The
HPr kinase of Gram-positive bacteria is an
ATP-dependent
serine protein kinase, which phosphorylates the
HPr protein of the bacterial
phosphotransferase system (PTS) and is involved in the regulation of carbohydrate metabolism. The hprK gene from Enterococcus faecalis was cloned via polymerase chain reaction (PCR) and sequenced. The deduced amino acid sequence was confirmed by microscale Edman degradation and mass spectrometry combined with collision-induced dissociation of tryptic
peptides derived from the
HPr kinase of E. faecalis. The gene was overexpressed in Escherichia coli, which does not contain any
ATP-dependent
HPr kinase or
phosphatase activity. The homogeneous
recombinant protein exhibits the expected
HPr kinase activity as well as a P-Ser-HPr
phosphatase activity, which was assumed to be a separate
enzyme activity. The bifunctional
HPr kinase/
phosphatase acts preferentially as a
kinase at high
ATP levels of 2 mM occurring in
glucose-metabolizing Streptococci.

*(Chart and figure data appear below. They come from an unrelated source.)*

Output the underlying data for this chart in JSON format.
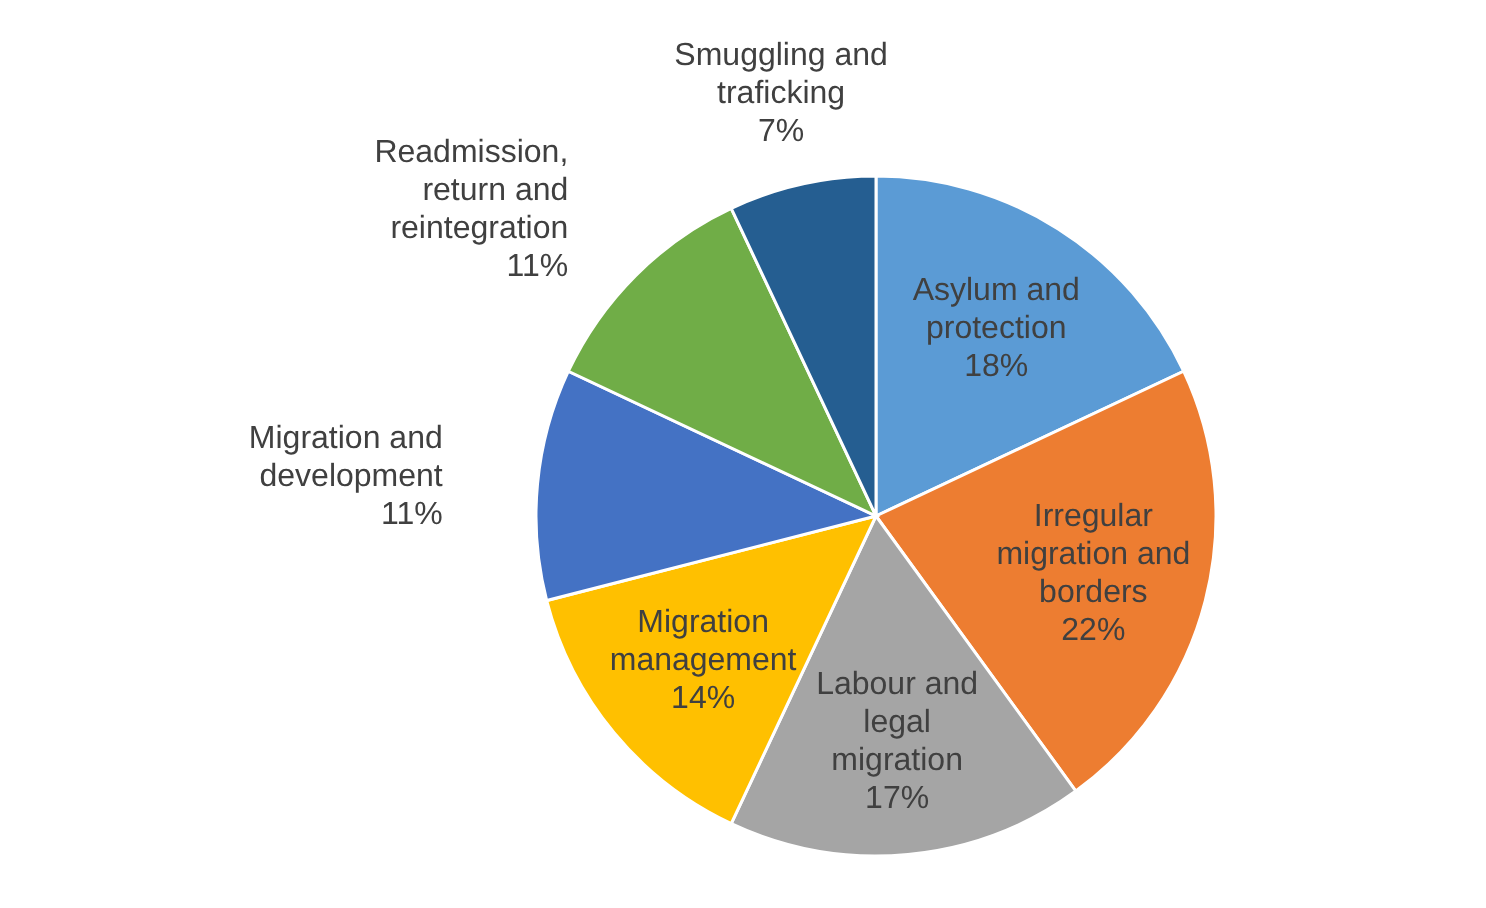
{
  "chart_data": {
    "type": "pie",
    "categories": [
      "Asylum and protection",
      "Irregular migration and borders",
      "Labour and legal migration",
      "Migration management",
      "Migration and development",
      "Readmission, return and reintegration",
      "Smuggling and traficking"
    ],
    "values": [
      18,
      22,
      17,
      14,
      11,
      11,
      7
    ],
    "colors": [
      "#5b9bd5",
      "#ed7d31",
      "#a5a5a5",
      "#ffc000",
      "#4472c4",
      "#70ad47",
      "#255e91"
    ],
    "value_labels": [
      "18%",
      "22%",
      "17%",
      "14%",
      "11%",
      "11%",
      "7%"
    ]
  }
}
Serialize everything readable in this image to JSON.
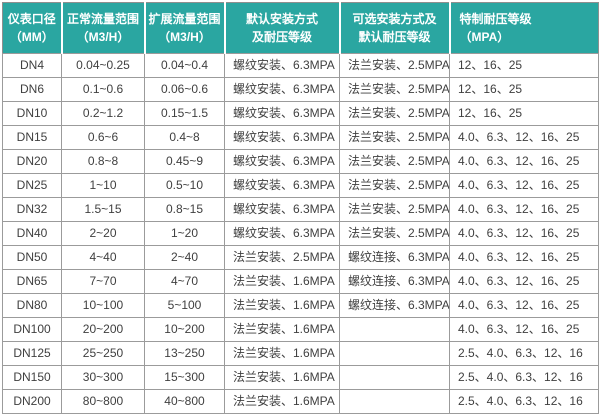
{
  "colors": {
    "header_bg": "#2aa6a1",
    "header_text": "#ffffff",
    "outer_border": "#8f8f8f",
    "inner_border": "#9b9b9b",
    "row_bg": "#ffffff",
    "body_text": "#3f3f3f"
  },
  "table": {
    "headers": [
      {
        "line1": "仪表口径",
        "line2": "（MM）"
      },
      {
        "line1": "正常流量范围",
        "line2": "（M3/H）"
      },
      {
        "line1": "扩展流量范围",
        "line2": "（M3/H）"
      },
      {
        "line1": "默认安装方式",
        "line2": "及耐压等级"
      },
      {
        "line1": "可选安装方式及",
        "line2": "默认耐压等级"
      },
      {
        "line1": "特制耐压等级",
        "line2": "（MPA）"
      }
    ],
    "rows": [
      [
        "DN4",
        "0.04~0.25",
        "0.04~0.4",
        "螺纹安装、6.3MPA",
        "法兰安装、2.5MPA",
        "12、16、25"
      ],
      [
        "DN6",
        "0.1~0.6",
        "0.06~0.6",
        "螺纹安装、6.3MPA",
        "法兰安装、2.5MPA",
        "12、16、25"
      ],
      [
        "DN10",
        "0.2~1.2",
        "0.15~1.5",
        "螺纹安装、6.3MPA",
        "法兰安装、2.5MPA",
        "12、16、25"
      ],
      [
        "DN15",
        "0.6~6",
        "0.4~8",
        "螺纹安装、6.3MPA",
        "法兰安装、2.5MPA",
        "4.0、6.3、12、16、25"
      ],
      [
        "DN20",
        "0.8~8",
        "0.45~9",
        "螺纹安装、6.3MPA",
        "法兰安装、2.5MPA",
        "4.0、6.3、12、16、25"
      ],
      [
        "DN25",
        "1~10",
        "0.5~10",
        "螺纹安装、6.3MPA",
        "法兰安装、2.5MPA",
        "4.0、6.3、12、16、25"
      ],
      [
        "DN32",
        "1.5~15",
        "0.8~15",
        "螺纹安装、6.3MPA",
        "法兰安装、2.5MPA",
        "4.0、6.3、12、16、25"
      ],
      [
        "DN40",
        "2~20",
        "1~20",
        "螺纹安装、6.3MPA",
        "法兰安装、2.5MPA",
        "4.0、6.3、12、16、25"
      ],
      [
        "DN50",
        "4~40",
        "2~40",
        "法兰安装、2.5MPA",
        "螺纹连接、6.3MPA",
        "4.0、6.3、12、16、25"
      ],
      [
        "DN65",
        "7~70",
        "4~70",
        "法兰安装、1.6MPA",
        "螺纹连接、6.3MPA",
        "4.0、6.3、12、16、25"
      ],
      [
        "DN80",
        "10~100",
        "5~100",
        "法兰安装、1.6MPA",
        "螺纹连接、6.3MPA",
        "4.0、6.3、12、16、25"
      ],
      [
        "DN100",
        "20~200",
        "10~200",
        "法兰安装、1.6MPA",
        "",
        "4.0、6.3、12、16、25"
      ],
      [
        "DN125",
        "25~250",
        "13~250",
        "法兰安装、1.6MPA",
        "",
        "2.5、4.0、6.3、12、16"
      ],
      [
        "DN150",
        "30~300",
        "15~300",
        "法兰安装、1.6MPA",
        "",
        "2.5、4.0、6.3、12、16"
      ],
      [
        "DN200",
        "80~800",
        "40~800",
        "法兰安装、1.6MPA",
        "",
        "2.5、4.0、6.3、12、16"
      ]
    ]
  }
}
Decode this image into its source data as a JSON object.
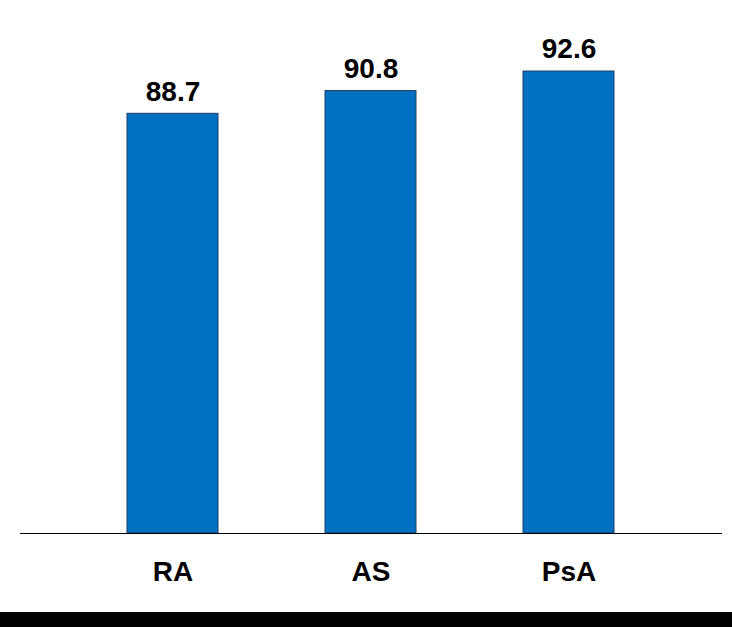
{
  "chart_data": {
    "type": "bar",
    "categories": [
      "RA",
      "AS",
      "PsA"
    ],
    "values": [
      88.7,
      90.8,
      92.6
    ],
    "color": "#0070c0",
    "ylim": [
      50,
      95
    ],
    "yticks": [],
    "data_labels": true,
    "tick_labels": "x",
    "grid": false
  }
}
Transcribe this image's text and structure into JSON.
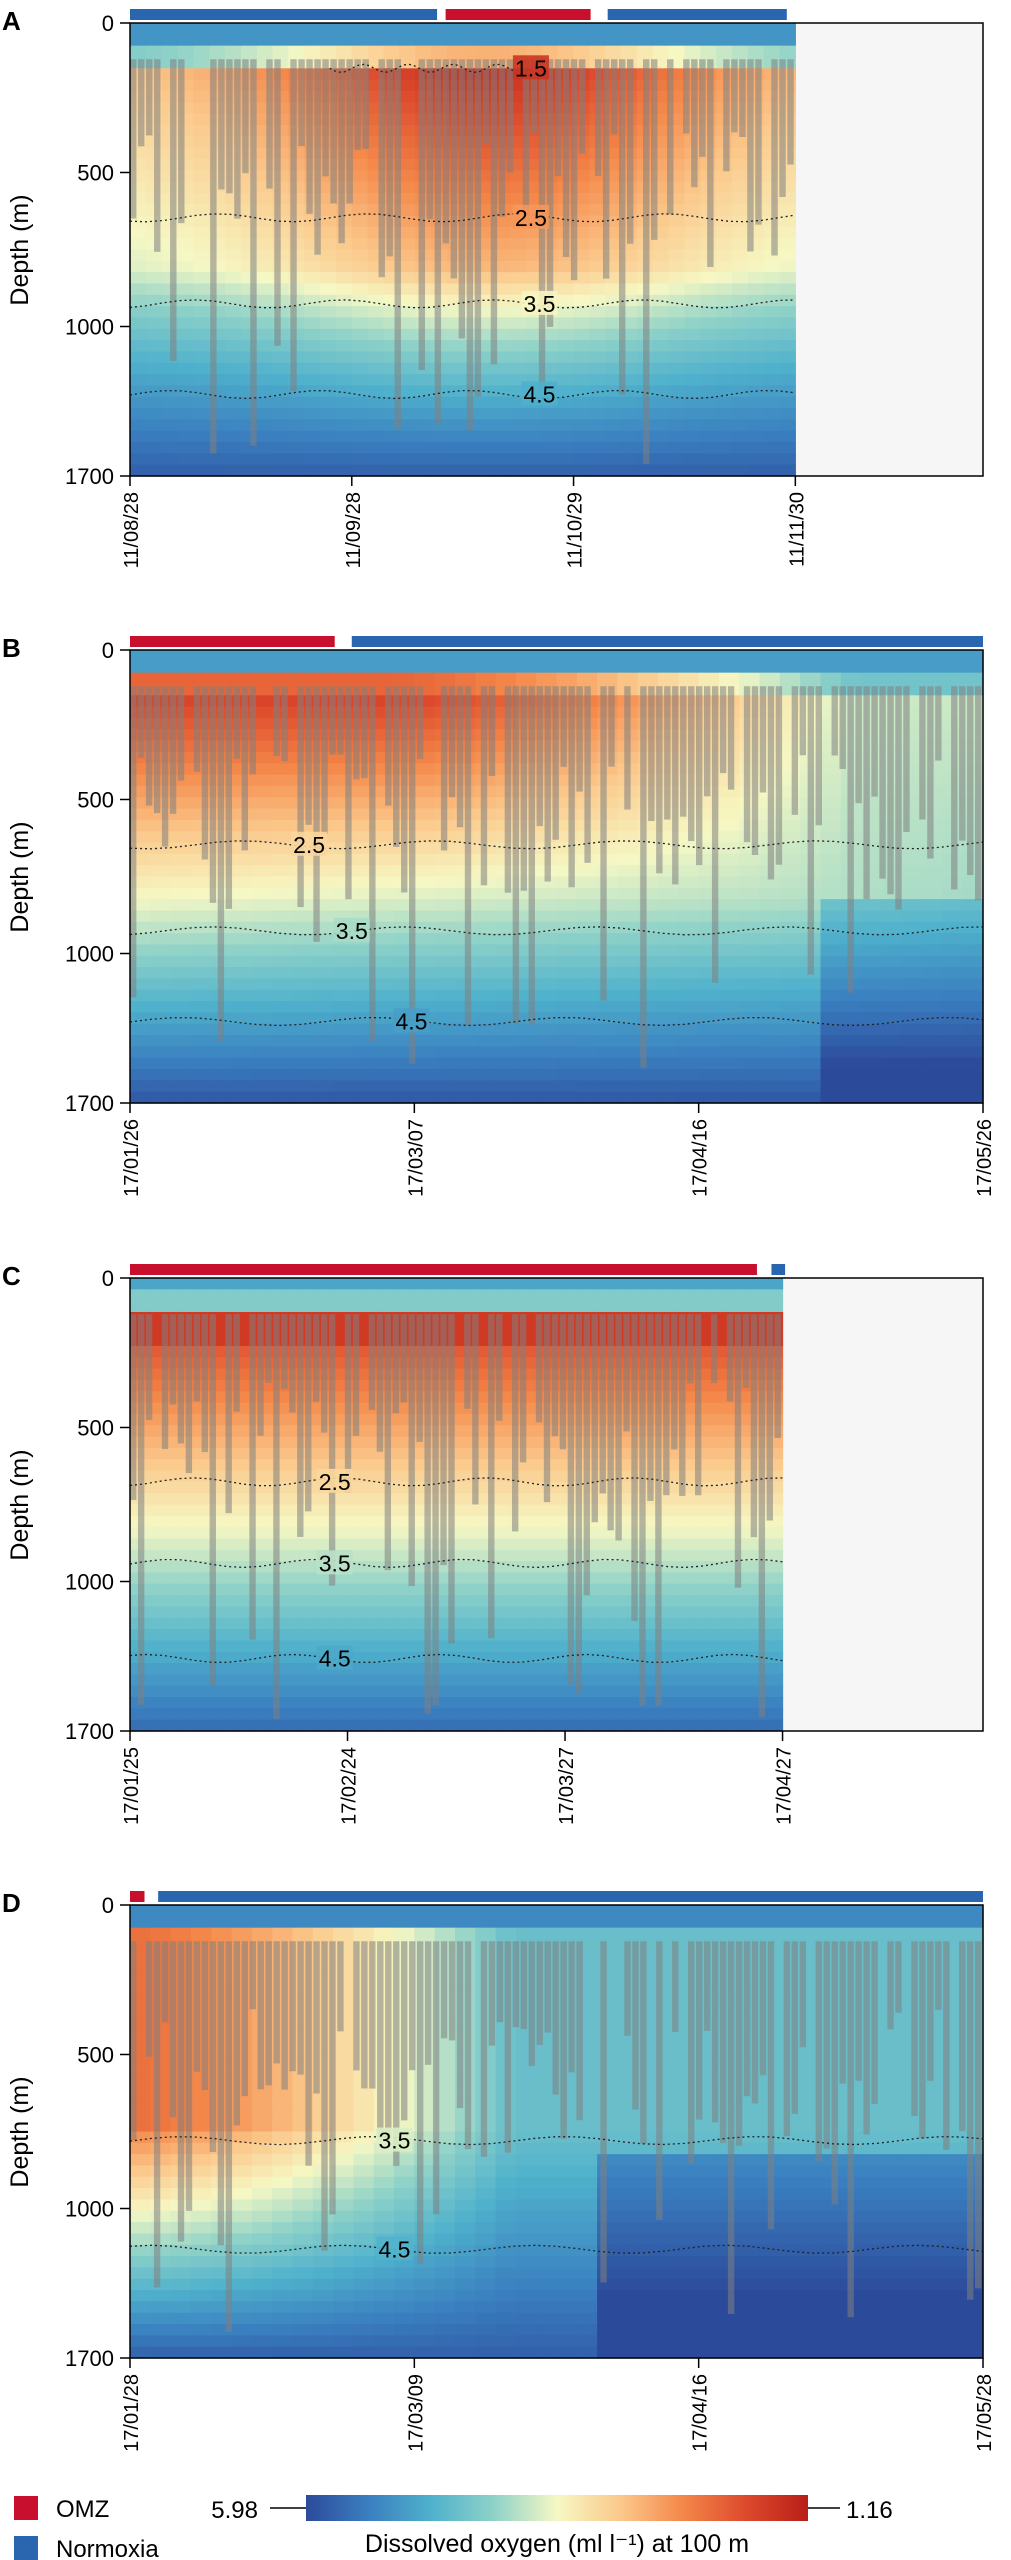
{
  "colors": {
    "omz": "#c8102e",
    "normoxia": "#2a66b0",
    "nodata": "#f6f6f6",
    "profile": "#808080",
    "colorscale": [
      "#2c4a9a",
      "#3a7fc0",
      "#4fb1cc",
      "#8fd2c8",
      "#f6f8c4",
      "#fbc98c",
      "#f4884a",
      "#dd4a2c",
      "#b81e18"
    ]
  },
  "legend": {
    "omz_label": "OMZ",
    "normoxia_label": "Normoxia",
    "scale_min_label": "5.98",
    "scale_max_label": "1.16",
    "title": "Dissolved oxygen (ml l⁻¹) at 100 m"
  },
  "chart_data": [
    {
      "type": "heatmap",
      "panel": "A",
      "ylabel": "Depth (m)",
      "yticks": [
        "0",
        "500",
        "1000",
        "1700"
      ],
      "xticks": [
        "11/08/28",
        "11/09/28",
        "11/10/29",
        "11/11/30"
      ],
      "ylim": [
        1700,
        0
      ],
      "data_extent_fraction": 0.78,
      "state_bars": [
        {
          "state": "normoxia",
          "start": 0.0,
          "end": 0.36
        },
        {
          "state": "omz",
          "start": 0.37,
          "end": 0.54
        },
        {
          "state": "normoxia",
          "start": 0.56,
          "end": 0.77
        }
      ],
      "contours": [
        {
          "label": "1.5",
          "label_pos": 0.47
        },
        {
          "label": "2.5",
          "label_pos": 0.47
        },
        {
          "label": "3.5",
          "label_pos": 0.48
        },
        {
          "label": "4.5",
          "label_pos": 0.48
        }
      ]
    },
    {
      "type": "heatmap",
      "panel": "B",
      "ylabel": "Depth (m)",
      "yticks": [
        "0",
        "500",
        "1000",
        "1700"
      ],
      "xticks": [
        "17/01/26",
        "17/03/07",
        "17/04/16",
        "17/05/26"
      ],
      "ylim": [
        1700,
        0
      ],
      "data_extent_fraction": 1.0,
      "state_bars": [
        {
          "state": "omz",
          "start": 0.0,
          "end": 0.24
        },
        {
          "state": "normoxia",
          "start": 0.26,
          "end": 1.0
        }
      ],
      "contours": [
        {
          "label": "2.5",
          "label_pos": 0.21
        },
        {
          "label": "3.5",
          "label_pos": 0.26
        },
        {
          "label": "4.5",
          "label_pos": 0.33
        }
      ]
    },
    {
      "type": "heatmap",
      "panel": "C",
      "ylabel": "Depth (m)",
      "yticks": [
        "0",
        "500",
        "1000",
        "1700"
      ],
      "xticks": [
        "17/01/25",
        "17/02/24",
        "17/03/27",
        "17/04/27"
      ],
      "ylim": [
        1700,
        0
      ],
      "data_extent_fraction": 0.765,
      "state_bars": [
        {
          "state": "omz",
          "start": 0.0,
          "end": 0.735
        },
        {
          "state": "normoxia",
          "start": 0.752,
          "end": 0.768
        }
      ],
      "contours": [
        {
          "label": "2.5",
          "label_pos": 0.24
        },
        {
          "label": "3.5",
          "label_pos": 0.24
        },
        {
          "label": "4.5",
          "label_pos": 0.24
        }
      ]
    },
    {
      "type": "heatmap",
      "panel": "D",
      "ylabel": "Depth (m)",
      "yticks": [
        "0",
        "500",
        "1000",
        "1700"
      ],
      "xticks": [
        "17/01/28",
        "17/03/09",
        "17/04/16",
        "17/05/28"
      ],
      "ylim": [
        1700,
        0
      ],
      "data_extent_fraction": 1.0,
      "state_bars": [
        {
          "state": "omz",
          "start": 0.0,
          "end": 0.017
        },
        {
          "state": "normoxia",
          "start": 0.033,
          "end": 1.0
        }
      ],
      "contours": [
        {
          "label": "3.5",
          "label_pos": 0.31
        },
        {
          "label": "4.5",
          "label_pos": 0.31
        }
      ]
    }
  ]
}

At low
ATP levels, the
enzyme hydrolyses P-Ser-HPr. In addition, high concentrations of
phosphate present under
starvation conditions inhibit the
HPr kinase activity. Thus, a putative function of the
enzyme may be to adjust the ratio of HPr and P-Ser-HPr according to the metabolic state of the cell; P-Ser-HPr is involved in carbon catabolite repression and regulates
sugar uptake via the
phosphotransferase system (PTS). Reinvestigation of the previously described Bacillus subtilis
HPr kinase revealed that it also possesses P-Ser-HPr
phosphatase activity. However, contrary to the E. faecalis
enzyme,
ATP alone was not sufficient to switch the
phosphatase activity of the B. subtilis
enzyme to the
kinase activity. A change in activity of the B. subtilis
HPr kinase was only observed when fructose-1,6-bisphosphate was also present.